Le photographe Frank Loriou vient tout juste de publier un recueil sur Jean-Louis Murat, intitulé Photorama, avec plus de 150 images du chanteur auvergnat, pour la plupart inédites. Il avait signé pour lui neuf pochettes d’albums (dont le magnifique « Mustango ») et réalisé de nombreuses sessions photos, souvent dans l’Auvergne natale de Jean-Louis Murat, sur ses terres à Orcival et Douharesse, et toujours en argentique.
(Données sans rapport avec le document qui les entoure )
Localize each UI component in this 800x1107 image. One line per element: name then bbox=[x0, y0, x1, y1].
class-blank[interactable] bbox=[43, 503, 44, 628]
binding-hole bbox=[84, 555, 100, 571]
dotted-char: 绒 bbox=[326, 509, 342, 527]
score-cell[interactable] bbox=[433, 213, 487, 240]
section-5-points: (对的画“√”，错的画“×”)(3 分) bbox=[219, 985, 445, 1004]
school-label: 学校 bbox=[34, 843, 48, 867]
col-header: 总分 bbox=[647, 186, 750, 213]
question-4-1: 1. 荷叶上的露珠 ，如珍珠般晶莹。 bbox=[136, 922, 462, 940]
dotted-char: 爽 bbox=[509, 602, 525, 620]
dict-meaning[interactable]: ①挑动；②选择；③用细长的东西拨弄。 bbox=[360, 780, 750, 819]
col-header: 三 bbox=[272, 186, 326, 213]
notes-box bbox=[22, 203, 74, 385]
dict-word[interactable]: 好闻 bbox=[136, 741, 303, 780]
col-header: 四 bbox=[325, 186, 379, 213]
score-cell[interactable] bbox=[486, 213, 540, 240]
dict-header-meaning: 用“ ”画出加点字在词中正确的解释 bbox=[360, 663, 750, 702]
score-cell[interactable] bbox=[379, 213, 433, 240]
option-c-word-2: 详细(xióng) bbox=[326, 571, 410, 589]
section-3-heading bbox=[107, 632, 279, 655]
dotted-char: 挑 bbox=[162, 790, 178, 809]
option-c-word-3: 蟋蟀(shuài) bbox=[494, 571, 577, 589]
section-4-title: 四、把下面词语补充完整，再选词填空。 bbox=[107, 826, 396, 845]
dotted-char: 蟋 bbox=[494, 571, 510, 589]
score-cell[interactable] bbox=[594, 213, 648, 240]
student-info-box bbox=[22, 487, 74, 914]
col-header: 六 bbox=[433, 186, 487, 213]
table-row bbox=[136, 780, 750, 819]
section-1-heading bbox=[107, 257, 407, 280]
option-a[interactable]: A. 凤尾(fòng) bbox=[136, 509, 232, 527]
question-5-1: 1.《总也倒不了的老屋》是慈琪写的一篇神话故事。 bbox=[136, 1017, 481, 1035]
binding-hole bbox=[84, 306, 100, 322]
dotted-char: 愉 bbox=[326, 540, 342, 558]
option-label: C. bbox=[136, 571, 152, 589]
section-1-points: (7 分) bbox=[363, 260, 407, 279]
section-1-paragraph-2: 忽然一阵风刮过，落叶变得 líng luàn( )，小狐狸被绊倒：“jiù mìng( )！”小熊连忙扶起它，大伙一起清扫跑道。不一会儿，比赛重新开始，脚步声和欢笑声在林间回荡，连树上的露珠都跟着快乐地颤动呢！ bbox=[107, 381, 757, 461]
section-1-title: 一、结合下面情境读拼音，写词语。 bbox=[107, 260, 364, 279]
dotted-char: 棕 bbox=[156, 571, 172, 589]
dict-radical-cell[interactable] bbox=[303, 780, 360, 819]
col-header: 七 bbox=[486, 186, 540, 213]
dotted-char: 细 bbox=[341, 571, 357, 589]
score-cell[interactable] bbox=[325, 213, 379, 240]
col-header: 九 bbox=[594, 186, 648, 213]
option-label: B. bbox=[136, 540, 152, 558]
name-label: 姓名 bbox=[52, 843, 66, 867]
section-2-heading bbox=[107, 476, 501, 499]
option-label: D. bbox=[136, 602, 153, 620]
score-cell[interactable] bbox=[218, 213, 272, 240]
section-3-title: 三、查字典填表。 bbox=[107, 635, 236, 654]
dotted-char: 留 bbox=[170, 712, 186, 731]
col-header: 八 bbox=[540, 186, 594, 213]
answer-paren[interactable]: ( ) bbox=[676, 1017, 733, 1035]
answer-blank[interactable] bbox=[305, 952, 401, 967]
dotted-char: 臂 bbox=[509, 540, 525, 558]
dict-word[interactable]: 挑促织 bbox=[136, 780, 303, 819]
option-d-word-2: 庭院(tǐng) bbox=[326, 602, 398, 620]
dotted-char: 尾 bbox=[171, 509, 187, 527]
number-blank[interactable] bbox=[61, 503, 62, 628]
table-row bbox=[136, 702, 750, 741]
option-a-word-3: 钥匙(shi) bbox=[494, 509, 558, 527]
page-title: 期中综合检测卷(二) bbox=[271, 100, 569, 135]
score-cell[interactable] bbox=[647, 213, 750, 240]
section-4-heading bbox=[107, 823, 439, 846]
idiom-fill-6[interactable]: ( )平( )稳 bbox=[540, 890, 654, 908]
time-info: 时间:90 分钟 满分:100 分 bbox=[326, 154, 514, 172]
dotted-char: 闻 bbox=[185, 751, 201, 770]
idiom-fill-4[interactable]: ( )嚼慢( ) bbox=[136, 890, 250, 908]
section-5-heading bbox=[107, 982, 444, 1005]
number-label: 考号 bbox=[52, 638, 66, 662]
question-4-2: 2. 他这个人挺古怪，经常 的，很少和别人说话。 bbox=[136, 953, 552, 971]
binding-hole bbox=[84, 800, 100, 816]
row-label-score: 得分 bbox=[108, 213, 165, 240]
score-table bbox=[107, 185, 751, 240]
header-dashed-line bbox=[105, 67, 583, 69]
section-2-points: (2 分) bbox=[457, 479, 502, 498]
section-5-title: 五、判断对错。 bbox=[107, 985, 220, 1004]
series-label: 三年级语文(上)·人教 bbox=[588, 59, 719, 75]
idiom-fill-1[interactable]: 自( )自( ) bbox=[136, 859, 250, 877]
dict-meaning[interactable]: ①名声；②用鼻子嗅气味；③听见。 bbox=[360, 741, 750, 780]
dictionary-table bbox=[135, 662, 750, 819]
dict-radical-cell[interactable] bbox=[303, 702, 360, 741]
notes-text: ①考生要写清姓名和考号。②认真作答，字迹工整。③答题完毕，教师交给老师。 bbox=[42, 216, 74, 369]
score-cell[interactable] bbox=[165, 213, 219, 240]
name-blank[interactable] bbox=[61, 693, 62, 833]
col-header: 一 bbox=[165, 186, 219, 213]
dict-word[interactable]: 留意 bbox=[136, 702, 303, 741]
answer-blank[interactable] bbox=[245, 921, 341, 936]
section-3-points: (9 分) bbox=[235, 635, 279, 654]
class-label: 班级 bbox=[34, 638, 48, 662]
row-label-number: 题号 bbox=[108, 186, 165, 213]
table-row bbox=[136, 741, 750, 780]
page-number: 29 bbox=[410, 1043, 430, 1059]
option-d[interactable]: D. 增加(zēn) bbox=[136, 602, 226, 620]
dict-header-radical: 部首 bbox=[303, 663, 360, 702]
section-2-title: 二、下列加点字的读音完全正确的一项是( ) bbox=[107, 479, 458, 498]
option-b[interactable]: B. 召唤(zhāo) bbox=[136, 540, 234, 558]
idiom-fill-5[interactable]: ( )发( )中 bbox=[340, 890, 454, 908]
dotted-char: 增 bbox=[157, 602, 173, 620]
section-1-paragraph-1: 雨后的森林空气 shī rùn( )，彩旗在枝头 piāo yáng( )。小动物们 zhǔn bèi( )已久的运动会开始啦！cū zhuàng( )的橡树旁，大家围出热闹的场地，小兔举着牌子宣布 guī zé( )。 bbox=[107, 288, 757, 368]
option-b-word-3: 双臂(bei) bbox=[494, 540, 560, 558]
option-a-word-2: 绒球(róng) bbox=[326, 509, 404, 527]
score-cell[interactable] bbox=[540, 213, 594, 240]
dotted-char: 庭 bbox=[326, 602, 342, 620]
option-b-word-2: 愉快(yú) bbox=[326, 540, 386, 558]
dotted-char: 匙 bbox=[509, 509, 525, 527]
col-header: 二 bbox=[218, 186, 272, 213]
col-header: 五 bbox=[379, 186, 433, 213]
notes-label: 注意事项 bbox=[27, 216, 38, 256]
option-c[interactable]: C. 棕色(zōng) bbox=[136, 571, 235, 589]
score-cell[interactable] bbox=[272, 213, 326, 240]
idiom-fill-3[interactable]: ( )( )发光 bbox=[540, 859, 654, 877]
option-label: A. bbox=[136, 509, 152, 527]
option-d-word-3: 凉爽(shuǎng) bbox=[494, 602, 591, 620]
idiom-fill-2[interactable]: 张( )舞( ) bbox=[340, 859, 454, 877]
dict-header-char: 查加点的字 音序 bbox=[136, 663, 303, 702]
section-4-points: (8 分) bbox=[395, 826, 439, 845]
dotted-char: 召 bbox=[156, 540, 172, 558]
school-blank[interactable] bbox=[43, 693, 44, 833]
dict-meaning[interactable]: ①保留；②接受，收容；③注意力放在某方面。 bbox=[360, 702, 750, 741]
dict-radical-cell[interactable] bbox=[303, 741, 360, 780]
Dans le texte introductif, intitulé « Je me souviens », Frank Loriou commente ainsi cette photo, prise dans la cuisine d’Émile, un voisin du poète bougon et mélancolique : « Jean-Louis Murat nous accueillit en grommelant, mi-bourru, mi-amusé, tel que je le verrais si souvent. La pièce était simple, rustique, mais coquette. Une grande cheminée de pierre. Une table devant la fenêtre. Une cuisine ouverte, un peu à l’écart. Un buffet auvergnat, robuste, massif, dans lequel était rangée la vaisselle. Rien d’ostentatoire. Rien de superflu. La maison d’un paysan, d’un ouvrier. D’un artisan. D’un travailleur. »
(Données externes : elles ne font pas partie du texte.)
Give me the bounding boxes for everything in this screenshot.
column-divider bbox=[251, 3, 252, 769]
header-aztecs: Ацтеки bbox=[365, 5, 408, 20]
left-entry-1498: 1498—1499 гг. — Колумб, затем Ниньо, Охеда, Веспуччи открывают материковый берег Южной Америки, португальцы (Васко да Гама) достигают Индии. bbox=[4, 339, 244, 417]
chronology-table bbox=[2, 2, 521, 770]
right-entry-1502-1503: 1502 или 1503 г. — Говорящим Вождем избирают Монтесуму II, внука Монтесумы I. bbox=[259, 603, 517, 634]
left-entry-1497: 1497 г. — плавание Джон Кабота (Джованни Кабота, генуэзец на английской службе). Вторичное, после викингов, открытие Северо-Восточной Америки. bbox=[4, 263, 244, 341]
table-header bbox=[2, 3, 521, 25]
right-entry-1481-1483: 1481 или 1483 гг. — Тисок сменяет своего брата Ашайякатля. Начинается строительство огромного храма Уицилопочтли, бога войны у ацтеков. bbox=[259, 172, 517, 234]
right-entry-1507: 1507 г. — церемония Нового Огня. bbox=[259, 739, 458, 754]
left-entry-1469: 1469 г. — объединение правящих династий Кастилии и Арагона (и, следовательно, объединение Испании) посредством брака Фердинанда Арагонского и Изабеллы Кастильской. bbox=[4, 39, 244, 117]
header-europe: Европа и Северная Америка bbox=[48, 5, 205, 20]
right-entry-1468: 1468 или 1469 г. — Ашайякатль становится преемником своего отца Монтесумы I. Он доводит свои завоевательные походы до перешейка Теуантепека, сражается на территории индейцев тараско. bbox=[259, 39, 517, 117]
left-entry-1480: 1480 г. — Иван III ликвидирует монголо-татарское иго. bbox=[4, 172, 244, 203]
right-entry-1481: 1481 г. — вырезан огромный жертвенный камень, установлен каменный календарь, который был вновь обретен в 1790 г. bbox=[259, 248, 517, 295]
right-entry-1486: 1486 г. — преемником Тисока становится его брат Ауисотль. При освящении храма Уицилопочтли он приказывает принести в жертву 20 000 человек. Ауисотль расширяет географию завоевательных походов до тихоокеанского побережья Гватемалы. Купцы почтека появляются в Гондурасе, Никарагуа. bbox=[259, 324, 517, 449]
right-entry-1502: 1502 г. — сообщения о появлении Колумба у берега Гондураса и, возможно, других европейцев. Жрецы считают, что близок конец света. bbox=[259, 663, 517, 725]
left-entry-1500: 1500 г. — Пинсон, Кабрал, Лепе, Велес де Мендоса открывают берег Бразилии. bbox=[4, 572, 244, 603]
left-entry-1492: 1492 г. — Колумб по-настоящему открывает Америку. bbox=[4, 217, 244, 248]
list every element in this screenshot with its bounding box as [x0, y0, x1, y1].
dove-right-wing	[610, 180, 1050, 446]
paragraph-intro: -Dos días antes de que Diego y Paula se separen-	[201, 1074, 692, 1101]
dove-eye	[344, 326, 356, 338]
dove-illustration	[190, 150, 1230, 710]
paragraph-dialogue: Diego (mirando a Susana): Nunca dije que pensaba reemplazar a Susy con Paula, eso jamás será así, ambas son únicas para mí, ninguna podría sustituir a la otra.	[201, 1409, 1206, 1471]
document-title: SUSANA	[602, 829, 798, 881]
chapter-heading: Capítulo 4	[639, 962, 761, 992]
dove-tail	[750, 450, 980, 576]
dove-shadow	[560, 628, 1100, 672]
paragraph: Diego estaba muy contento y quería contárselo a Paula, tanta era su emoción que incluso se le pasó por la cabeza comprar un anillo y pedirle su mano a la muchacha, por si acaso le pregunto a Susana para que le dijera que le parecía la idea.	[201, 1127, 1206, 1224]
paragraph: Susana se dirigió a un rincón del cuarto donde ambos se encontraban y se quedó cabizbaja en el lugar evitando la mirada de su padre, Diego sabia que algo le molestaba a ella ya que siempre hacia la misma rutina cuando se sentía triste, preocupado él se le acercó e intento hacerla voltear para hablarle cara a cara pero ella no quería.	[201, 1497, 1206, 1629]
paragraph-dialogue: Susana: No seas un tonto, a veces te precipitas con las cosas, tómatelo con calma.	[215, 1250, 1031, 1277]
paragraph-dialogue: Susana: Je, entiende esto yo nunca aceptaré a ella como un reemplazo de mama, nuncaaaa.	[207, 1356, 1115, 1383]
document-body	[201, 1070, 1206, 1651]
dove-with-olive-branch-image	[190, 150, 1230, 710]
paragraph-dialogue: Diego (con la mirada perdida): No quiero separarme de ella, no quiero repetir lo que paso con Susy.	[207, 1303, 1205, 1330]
En voyant cette photo et en lisant cette description respectueuse, je me sens très touché de savoir que l’un de mes chanteurs préférés, dont j’admire tant la sensibilité, l’amour fervent de la nature sauvage, la plume splendide et la voix chaleureuse et sensuelle, a passé du temps dans cette cuisine telle qu’il y en a tant dans les « Terres de France » qu’il aimait chanter, qui ressemble à celle de certains de mes voisins limousins, et qui me rappelle aussi celle de ma mémé de Villers. C’est une cuisine qui a vécu, mais qui ne se la raconte pas, alors qu’elle aurait pourtant bien des choses à raconter, justement. Dans cette pièce je reconnais bien mon Jean-Louis : elle est à son image, simple, un peu austère, sans esbroufe, dédaigneuse de toute fantaisie et de toute prétention à la modernité. À l’image d’un homme qui a essayé de vivre de façon décente dans un monde inhospitalier, et qui pour y parvenir a eu besoin de s’immerger dans les éléments, la terre, le vent, la pluie, la neige, le vivant partout autour de lui, et le feu de la cheminée.
Frank Loriou, Photorama, éditions Le Boulon, 204 pages.